Career
Richard Fry came from London to Boston in 1731, under the agreement with Samuel Waldo, a wealthy New England merchant, to manufacture paper. For three years, he waited for the mill, which according to Waldo’s contract was to have been ready within ten months.
During this period, he sold stationers’ supplies and printed and distributed 1, 200 copies of the poems of Stephen Duck. He also formulated an ambitious project for reprinting the Spectator, provided orders for 300 sets could be obtained.
In 1734, Waldo leased to him a mill on the Stroudwater, not far from Portland, and here he went with his family and began making paper. Within two years, he was in financial difficulties which led to protracted litigation.
The first case brought against him was for £70 arrears in rent. For this sum, Waldo seized his paper-making machinery, which was already mortgaged. Fie was thus rendered unable to manufacture more paper, his sole means of support, and was plunged into trouble with the mortgagee.
He was probably in Boston jail by the end of 1736 or the beginning of 1737, and from there he appealed one case after another for five years. Discussions of currency were engrossing the attention of Boston merchants at this time, and Fry, during his incarceration, wrote a treatise on currency for the consideration of the General Court (1739).

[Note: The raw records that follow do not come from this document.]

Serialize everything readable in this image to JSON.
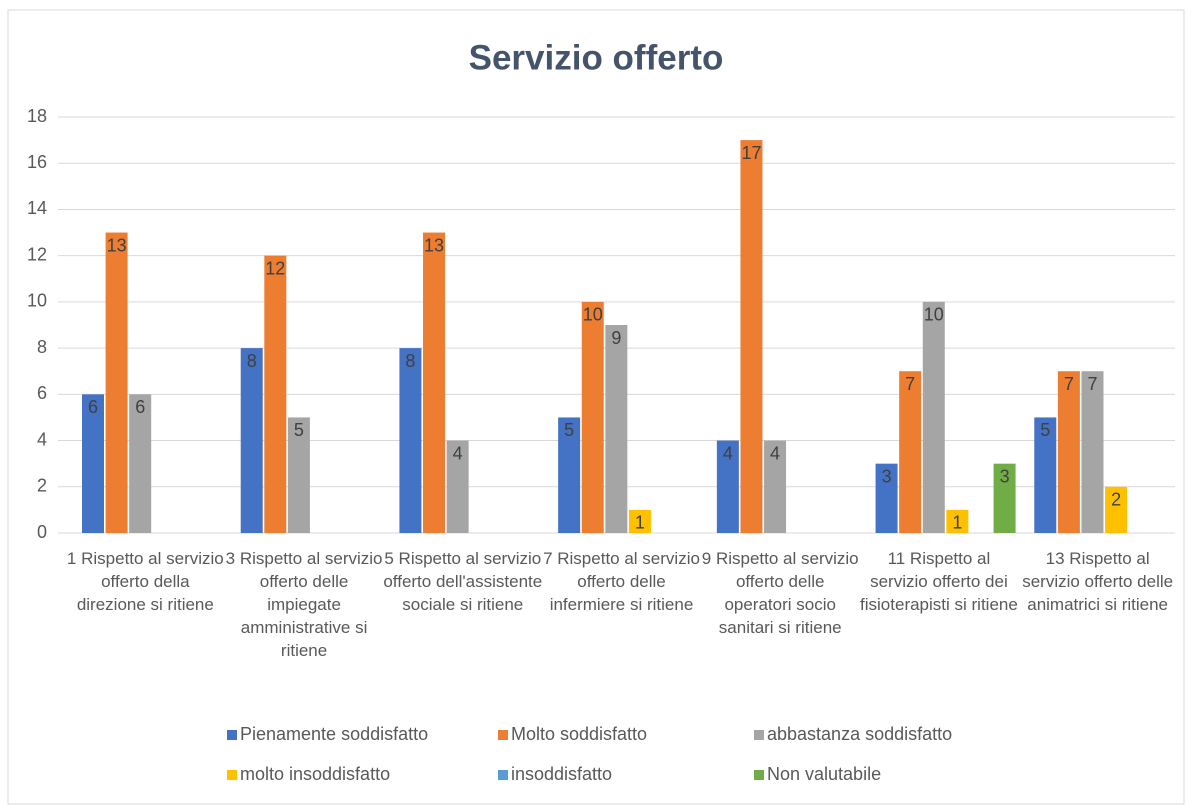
{
  "chart_data": {
    "type": "bar",
    "title": "Servizio offerto",
    "categories": [
      "1 Rispetto al servizio offerto della direzione si ritiene",
      "3 Rispetto al servizio offerto delle impiegate amministrative si ritiene",
      "5 Rispetto al servizio offerto dell'assistente sociale si ritiene",
      "7 Rispetto al servizio offerto delle infermiere si ritiene",
      "9 Rispetto al servizio offerto delle operatori socio sanitari si ritiene",
      "11 Rispetto al servizio offerto dei fisioterapisti si ritiene",
      "13 Rispetto al servizio offerto delle animatrici si ritiene"
    ],
    "series": [
      {
        "name": "Pienamente soddisfatto",
        "color": "#4472c4",
        "values": [
          6,
          8,
          8,
          5,
          4,
          3,
          5
        ]
      },
      {
        "name": "Molto soddisfatto",
        "color": "#ed7d31",
        "values": [
          13,
          12,
          13,
          10,
          17,
          7,
          7
        ]
      },
      {
        "name": "abbastanza soddisfatto",
        "color": "#a5a5a5",
        "values": [
          6,
          5,
          4,
          9,
          4,
          10,
          7
        ]
      },
      {
        "name": "molto insoddisfatto",
        "color": "#ffc000",
        "values": [
          null,
          null,
          null,
          1,
          null,
          1,
          2
        ]
      },
      {
        "name": "insoddisfatto",
        "color": "#5b9bd5",
        "values": [
          null,
          null,
          null,
          null,
          null,
          null,
          null
        ]
      },
      {
        "name": "Non valutabile",
        "color": "#70ad47",
        "values": [
          null,
          null,
          null,
          null,
          null,
          3,
          null
        ]
      }
    ],
    "ylim": [
      0,
      18
    ],
    "yticks": [
      0,
      2,
      4,
      6,
      8,
      10,
      12,
      14,
      16,
      18
    ],
    "grid": true,
    "legend": "bottom"
  }
}
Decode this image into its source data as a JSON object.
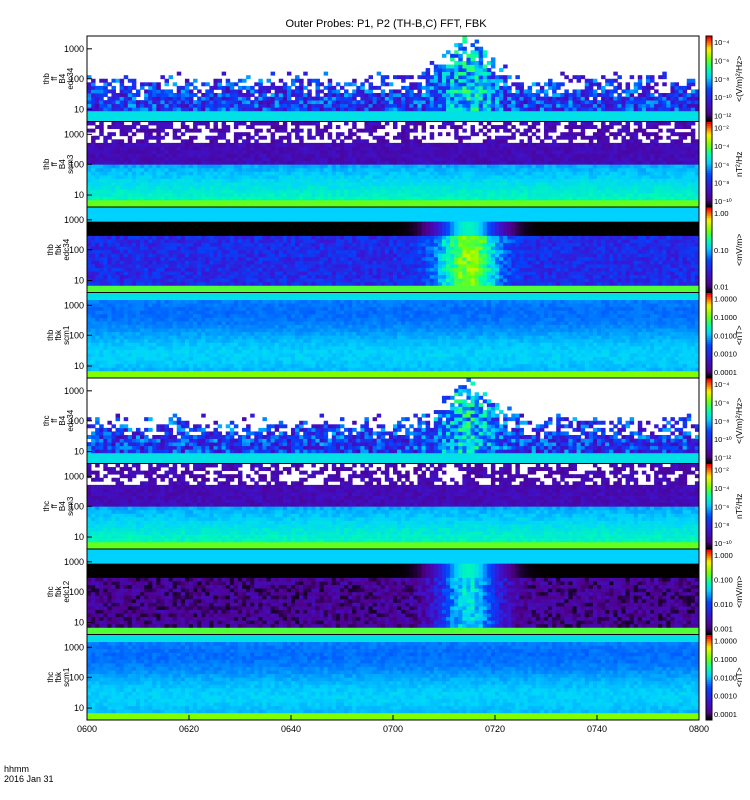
{
  "title": "Outer Probes: P1, P2 (TH-B,C) FFT, FBK",
  "footer": {
    "time_label": "hhmm",
    "date_label": "2016 Jan 31"
  },
  "chart_data": {
    "type": "heatmap",
    "x_ticks": [
      "0600",
      "0620",
      "0640",
      "0700",
      "0720",
      "0740",
      "0800"
    ],
    "panels": [
      {
        "id": "thb_ff_b4_edc34",
        "ylabel": [
          "thb",
          "ff",
          "B4",
          "edc34"
        ],
        "yticks": [
          "10",
          "100",
          "1000"
        ],
        "cbar_unit": "<(V/m)²/Hz>",
        "cbar_ticks": [
          "10⁻¹²",
          "10⁻¹⁰",
          "10⁻⁸",
          "10⁻⁶",
          "10⁻⁴"
        ],
        "kind": "edc"
      },
      {
        "id": "thb_ff_b4_scm3",
        "ylabel": [
          "thb",
          "ff",
          "B4",
          "scm3"
        ],
        "yticks": [
          "10",
          "100",
          "1000"
        ],
        "cbar_unit": "nT²/Hz",
        "cbar_ticks": [
          "10⁻¹⁰",
          "10⁻⁸",
          "10⁻⁶",
          "10⁻⁴",
          "10⁻²"
        ],
        "kind": "scm_ff"
      },
      {
        "id": "thb_fbk_edc34",
        "ylabel": [
          "thb",
          "fbk",
          "edc34"
        ],
        "yticks": [
          "10",
          "100",
          "1000"
        ],
        "cbar_unit": "<mV/m>",
        "cbar_ticks": [
          "0.01",
          "0.10",
          "1.00"
        ],
        "kind": "fbk_e"
      },
      {
        "id": "thb_fbk_scm1",
        "ylabel": [
          "thb",
          "fbk",
          "scm1"
        ],
        "yticks": [
          "10",
          "100",
          "1000"
        ],
        "cbar_unit": "<nT>",
        "cbar_ticks": [
          "0.0001",
          "0.0010",
          "0.0100",
          "0.1000",
          "1.0000"
        ],
        "kind": "fbk_b"
      },
      {
        "id": "thc_ff_b4_edc34",
        "ylabel": [
          "thc",
          "ff",
          "B4",
          "edc34"
        ],
        "yticks": [
          "10",
          "100",
          "1000"
        ],
        "cbar_unit": "<(V/m)²/Hz>",
        "cbar_ticks": [
          "10⁻¹²",
          "10⁻¹⁰",
          "10⁻⁸",
          "10⁻⁶",
          "10⁻⁴"
        ],
        "kind": "edc"
      },
      {
        "id": "thc_ff_b4_scm3",
        "ylabel": [
          "thc",
          "ff",
          "B4",
          "scm3"
        ],
        "yticks": [
          "10",
          "100",
          "1000"
        ],
        "cbar_unit": "nT²/Hz",
        "cbar_ticks": [
          "10⁻¹⁰",
          "10⁻⁸",
          "10⁻⁶",
          "10⁻⁴",
          "10⁻²"
        ],
        "kind": "scm_ff"
      },
      {
        "id": "thc_fbk_edc12",
        "ylabel": [
          "thc",
          "fbk",
          "edc12"
        ],
        "yticks": [
          "10",
          "100",
          "1000"
        ],
        "cbar_unit": "<mV/m>",
        "cbar_ticks": [
          "0.001",
          "0.010",
          "0.100",
          "1.000"
        ],
        "kind": "fbk_e"
      },
      {
        "id": "thc_fbk_scm1",
        "ylabel": [
          "thc",
          "fbk",
          "scm1"
        ],
        "yticks": [
          "10",
          "100",
          "1000"
        ],
        "cbar_unit": "<nT>",
        "cbar_ticks": [
          "0.0001",
          "0.0010",
          "0.0100",
          "0.1000",
          "1.0000"
        ],
        "kind": "fbk_b"
      }
    ]
  }
}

His scheme was of greater interest than the usual land-bank project of the time since it involved the creation of a chain of factories which should provide New England with a wide variety of products. Indeed, it probably had more value as a suggestion for the industrial development of the colonies than as a solution to the monetary difficulties of Massachusetts.
While in prison Fry also signed, and in all likelihood formulated, two vigorous petitions to the General Court, asking for better treatment of prisoners, and sent to that body a communication charging one of the keepers with circulating bills of the land bank.
His death occurred before August 1745, for in that month his widow, Martha Brook Fry, petitioned to be made administrator of his estate.